“Yo les voy a contestar de otra manera: Yo me opuse terminantemente al ingreso de la mujer a la Armada por todas estas cosas que se podían prever”, dijo el ex Comandante en Jefe de la Armada, Jorge Arancibia en declaraciones a T13, luego de conocerse de una investigación de la Fiscalía Naval contra ocho marinos acusados de montar un sofisticado sistema para espiar a compañeras en el dormitorio de la Fragata Lynch y divulgar las imágenes en un grupo de wasap y redes sociales.

Esto se suma al regalo de ASEXMA. Unos caballeros del otro siglo, con esa estructura de chistes de bares, homofóbicos, sexistas, de hombres rudos y cancheros le hacen un regalo al Ministro de Economía que a todas luces es burdo. El presidente, un señor que se mueve entre la empresa y la política reconoce el error, pide disculpa y perdón a todas/os, lo pregonó en cuanto micrófono encontró por delante. Aseguró que la idea de la muñeca inflable fue del equipo creativo, integrado mayoritariamente por mujeres, que no debió exponer de ese modo a las autoridades y candidatos a dirigir este lindo país con vista al mar y que por lo tanto, no queda más que asumir y renunciar.

Fantuzzi sigue a la cabeza de ASEXMA; no fue aceptada la renuncia y dada vuelta la página, vamos a otra cosa mariposa. Es decir, esto de asumir las responsabilidades políticas es puro cuento, palabras de buena crianza, declaraciones que muestran lo serio que es este país, pero a la hora de los quiubos, seguimos igual.

Claro que lo de este señor es grave; es de un mundo añejo, desterrado de la vida cotidiana (esperemos que para siempre, aunque no falta quien demuestra lo contrario de tanto en vez).

Lo de Arancibia es más complicado, porque es de sentido común. Era lógico, previsible que estas cosas iban a ocurrir. Son tareas masculinas que cuando son asumidas por mujeres las cosas suelen salirse de sus cabales. Al final, los hombres son incontrolables, está en su esencia, por eso son hombres. Por lo tanto, las mujeres deben ser quienes no inciten, ni provoquen estas actitudes en los varones. La falda puede ser un poquito más larga, ni ese escote tan pronunciado y por favor, no pretender trabajos del mundo masculino.

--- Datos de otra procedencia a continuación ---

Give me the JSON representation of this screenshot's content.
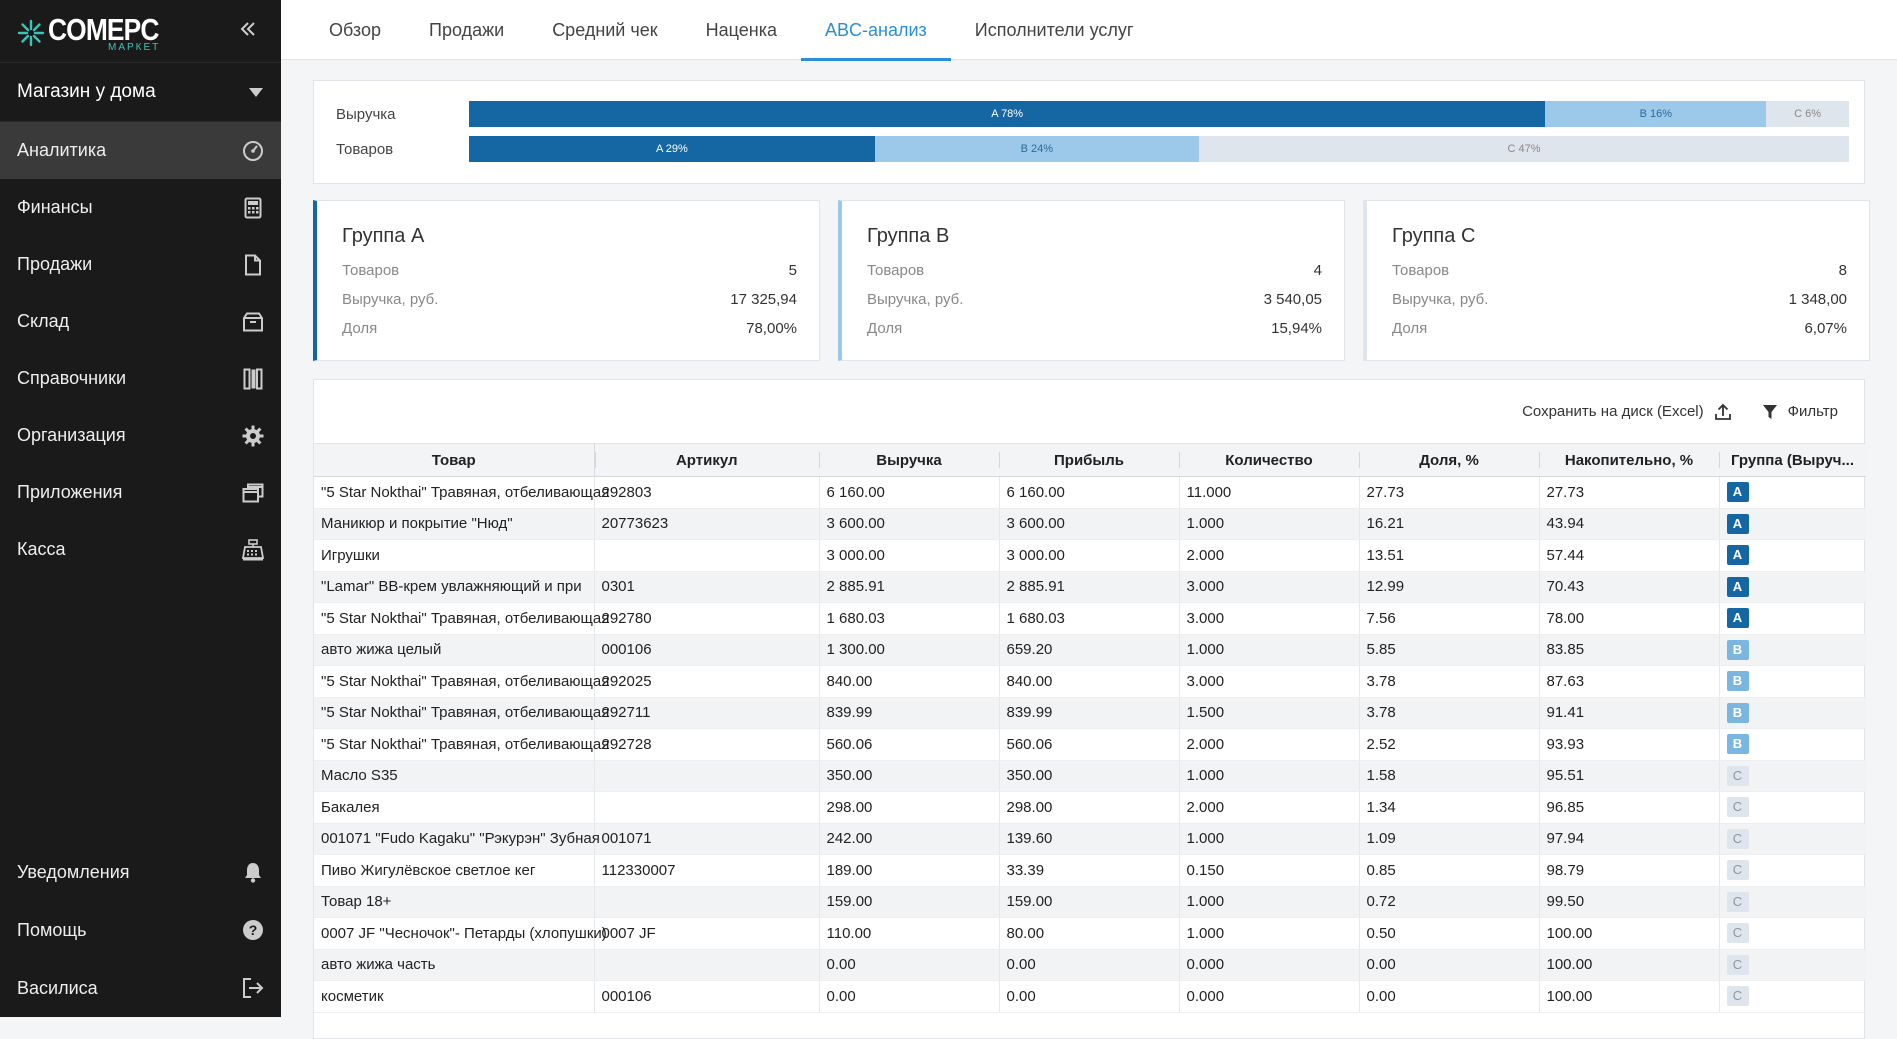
{
  "brand": {
    "name": "COMEPC",
    "sub": "МАРКЕТ"
  },
  "store": {
    "name": "Магазин у дома"
  },
  "nav": {
    "items": [
      {
        "label": "Аналитика",
        "icon": "speedometer-icon"
      },
      {
        "label": "Финансы",
        "icon": "calculator-icon"
      },
      {
        "label": "Продажи",
        "icon": "document-icon"
      },
      {
        "label": "Склад",
        "icon": "box-icon"
      },
      {
        "label": "Справочники",
        "icon": "books-icon"
      },
      {
        "label": "Организация",
        "icon": "gear-icon"
      },
      {
        "label": "Приложения",
        "icon": "windows-icon"
      },
      {
        "label": "Касса",
        "icon": "cash-register-icon"
      }
    ],
    "bottom": [
      {
        "label": "Уведомления",
        "icon": "bell-icon"
      },
      {
        "label": "Помощь",
        "icon": "help-icon"
      },
      {
        "label": "Василиса",
        "icon": "logout-icon"
      }
    ]
  },
  "tabs": [
    "Обзор",
    "Продажи",
    "Средний чек",
    "Наценка",
    "ABC-анализ",
    "Исполнители услуг"
  ],
  "bars": {
    "revenue": {
      "label": "Выручка",
      "a": "A 78%",
      "b": "B 16%",
      "c": "C 6%",
      "a_pct": 78,
      "b_pct": 16,
      "c_pct": 6
    },
    "items": {
      "label": "Товаров",
      "a": "A 29%",
      "b": "B 24%",
      "c": "C 47%",
      "a_pct": 29.4,
      "b_pct": 23.5,
      "c_pct": 47.1
    }
  },
  "groups": [
    {
      "title": "Группа A",
      "items_label": "Товаров",
      "items": "5",
      "revenue_label": "Выручка, руб.",
      "revenue": "17 325,94",
      "share_label": "Доля",
      "share": "78,00%"
    },
    {
      "title": "Группа B",
      "items_label": "Товаров",
      "items": "4",
      "revenue_label": "Выручка, руб.",
      "revenue": "3 540,05",
      "share_label": "Доля",
      "share": "15,94%"
    },
    {
      "title": "Группа C",
      "items_label": "Товаров",
      "items": "8",
      "revenue_label": "Выручка, руб.",
      "revenue": "1 348,00",
      "share_label": "Доля",
      "share": "6,07%"
    }
  ],
  "toolbar": {
    "save": "Сохранить на диск (Excel)",
    "filter": "Фильтр"
  },
  "table": {
    "headers": [
      "Товар",
      "Артикул",
      "Выручка",
      "Прибыль",
      "Количество",
      "Доля, %",
      "Накопительно, %",
      "Группа (Выруч..."
    ],
    "rows": [
      [
        "\"5 Star Nokthai\" Травяная, отбеливающая",
        "292803",
        "6 160.00",
        "6 160.00",
        "11.000",
        "27.73",
        "27.73",
        "A"
      ],
      [
        "Маникюр и покрытие \"Нюд\"",
        "20773623",
        "3 600.00",
        "3 600.00",
        "1.000",
        "16.21",
        "43.94",
        "A"
      ],
      [
        "Игрушки",
        "",
        "3 000.00",
        "3 000.00",
        "2.000",
        "13.51",
        "57.44",
        "A"
      ],
      [
        "\"Lamar\" BB-крем увлажняющий и при",
        "0301",
        "2 885.91",
        "2 885.91",
        "3.000",
        "12.99",
        "70.43",
        "A"
      ],
      [
        "\"5 Star Nokthai\" Травяная, отбеливающая",
        "292780",
        "1 680.03",
        "1 680.03",
        "3.000",
        "7.56",
        "78.00",
        "A"
      ],
      [
        "авто жижа целый",
        "000106",
        "1 300.00",
        "659.20",
        "1.000",
        "5.85",
        "83.85",
        "B"
      ],
      [
        "\"5 Star Nokthai\" Травяная, отбеливающая",
        "292025",
        "840.00",
        "840.00",
        "3.000",
        "3.78",
        "87.63",
        "B"
      ],
      [
        "\"5 Star Nokthai\" Травяная, отбеливающая",
        "292711",
        "839.99",
        "839.99",
        "1.500",
        "3.78",
        "91.41",
        "B"
      ],
      [
        "\"5 Star Nokthai\" Травяная, отбеливающая",
        "292728",
        "560.06",
        "560.06",
        "2.000",
        "2.52",
        "93.93",
        "B"
      ],
      [
        "Масло S35",
        "",
        "350.00",
        "350.00",
        "1.000",
        "1.58",
        "95.51",
        "C"
      ],
      [
        "Бакалея",
        "",
        "298.00",
        "298.00",
        "2.000",
        "1.34",
        "96.85",
        "C"
      ],
      [
        "001071 \"Fudo Kagaku\" \"Рэкурэн\" Зубная",
        "001071",
        "242.00",
        "139.60",
        "1.000",
        "1.09",
        "97.94",
        "C"
      ],
      [
        "Пиво Жигулёвское светлое кег",
        "112330007",
        "189.00",
        "33.39",
        "0.150",
        "0.85",
        "98.79",
        "C"
      ],
      [
        "Товар 18+",
        "",
        "159.00",
        "159.00",
        "1.000",
        "0.72",
        "99.50",
        "C"
      ],
      [
        "0007 JF \"Чесночок\"- Петарды (хлопушки)",
        "0007 JF",
        "110.00",
        "80.00",
        "1.000",
        "0.50",
        "100.00",
        "C"
      ],
      [
        "авто жижа часть",
        "",
        "0.00",
        "0.00",
        "0.000",
        "0.00",
        "100.00",
        "C"
      ],
      [
        "косметик",
        "000106",
        "0.00",
        "0.00",
        "0.000",
        "0.00",
        "100.00",
        "C"
      ]
    ]
  }
}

Este argumento tiene antecedentes claros en la literatura, los que responden a una idea del sexo como una fuerza que debe ser reprimida. Weeks, en Sexualidad (2003), recurre a los más famosos cientistas de lo social para explicar este paradigma, por ejemplo la mención de Krafft-Ebing según la cual el sexo es un instinto todopoderoso que exige cumplimiento, contra lo que proclaman la moral, las creencias y las restricciones sociales, o la mención al texto de Malinowski en donde menciona que el sexo es verdaderamente peligroso, fuente de la mayor parte de los problemas humanos desde los inicios de la historia.

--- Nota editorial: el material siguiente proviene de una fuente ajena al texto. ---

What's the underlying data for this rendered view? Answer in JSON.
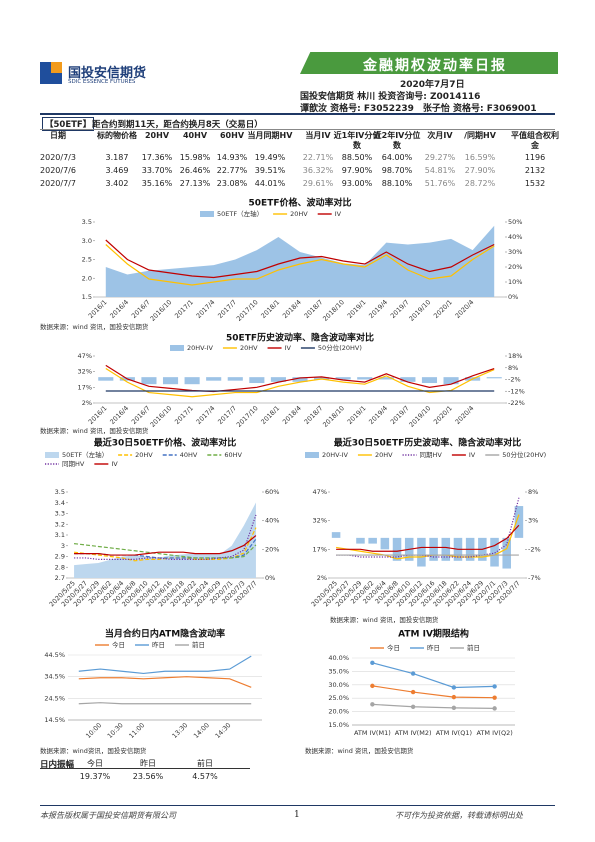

En el campo de la educación en sexualidad, esto se traduce en un enfoque bio-médico, que privilegia la información del aparato reproductor y las consecuencias (casi siempre negativas) de adquirir alguna Infección de Transmisión Sexual o de un embarazo no programado. Y este enfoque, predominante en nuestros establecimientos y anclado en la asignatura de Ciencias Naturales, no sirve para hacer frente a los hechos relatados al inicio; es más, lo legitima.

De ahí que la discusión por la educación en sexualidad no es solamente en función de la necesidad de una asignatura o algún taller realizado por profesionales de la salud; es sobre la transversalidad de los contenidos (como lo será la formación ciudadana y educación cívica), sobre derechos, respeto y autonomía de las personas. Es sobre el develamiento de los mandatos culturales, es sobre el placer. Es como entender los hechos que se han sucedido estos últimos días.

Una política o programa de educación en sexualidad con esas características es lo que pido para el próximo año.